Ces dispositions, transférées aujourd'hui à l'article D. 432-4 du Code de l'action sociale et des familles, prévoient que les titulaires d'un contrat d'engagement éducatif bénéficient d'un repos hebdomadaire minimum de 24 heures consécutives.
L'union syndicale estime que cette disposition est contraire à l'article 3 de la directive 2003/88/CE concernant certains aspects de l'aménagement du temps de travail qui prescrit aux États membres de prendre les mesures nécessaires pour que tout travailleur bénéficie, au cours de chaque période de 24 heures, d'une période minimale de repos de 11 heures consécutives. Cependant, l'article 17 de cette même directive précise que cet impératif peut faire l'objet d'une dérogation pour les activités de garde, de surveillance et de permanence caractérisées par la nécessité d'assurer la protection des biens et des personnes, à condition que des périodes équivalentes de repos compensateur soient accordées aux travailleurs concernés, ou que, si ces repos sont impossibles à organiser pour des raisons objectives, une protection particulière leur soit accordée.

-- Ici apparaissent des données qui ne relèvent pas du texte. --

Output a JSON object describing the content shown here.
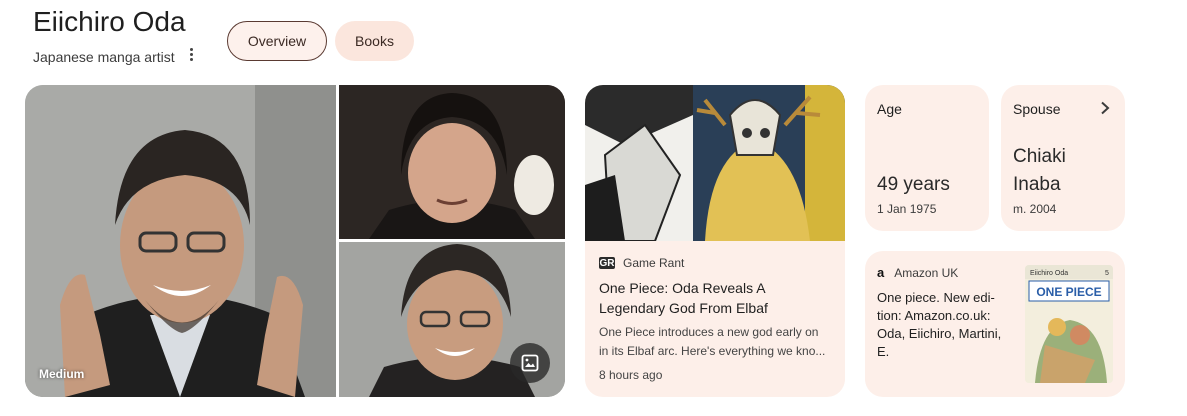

Le Conseil d'État saisit la Cour de justice des Communautés européennes à titre préjudiciel afin qu'elle se prononce sur l'applicabilité de la directive à cette catégorie de travailleurs, et qu'elle apprécie l'équité des dispositions de compensation mis en place par la réglementation française. Le 14 octobre 2010, la CJUE se prononce (CJUE, 2e ch.,14 oct. 2010, aff. C-428/09, Union Syndicale Solidaires Isère ; Europe 2010, comm. 428, obs L. Driguez) : elle estime qu'en effet le régime de repos de cette catégorie de travailleurs est susceptible de relever des possibilités ouvertes par la directive de dérogation au repos quotidien de 11 heures consécutives, mais que « les dispositions litigieuses sont incompatibles avec cette directive, dès lors qu'elles ne prévoient ni périodes équivalentes de repos compensateur ni protection appropriée, le plafond annuel de quatre-vingts journées travaillées fixé par l'article L. 774-2 du Code du travail ne pouvant être regardé comme une telle protection ».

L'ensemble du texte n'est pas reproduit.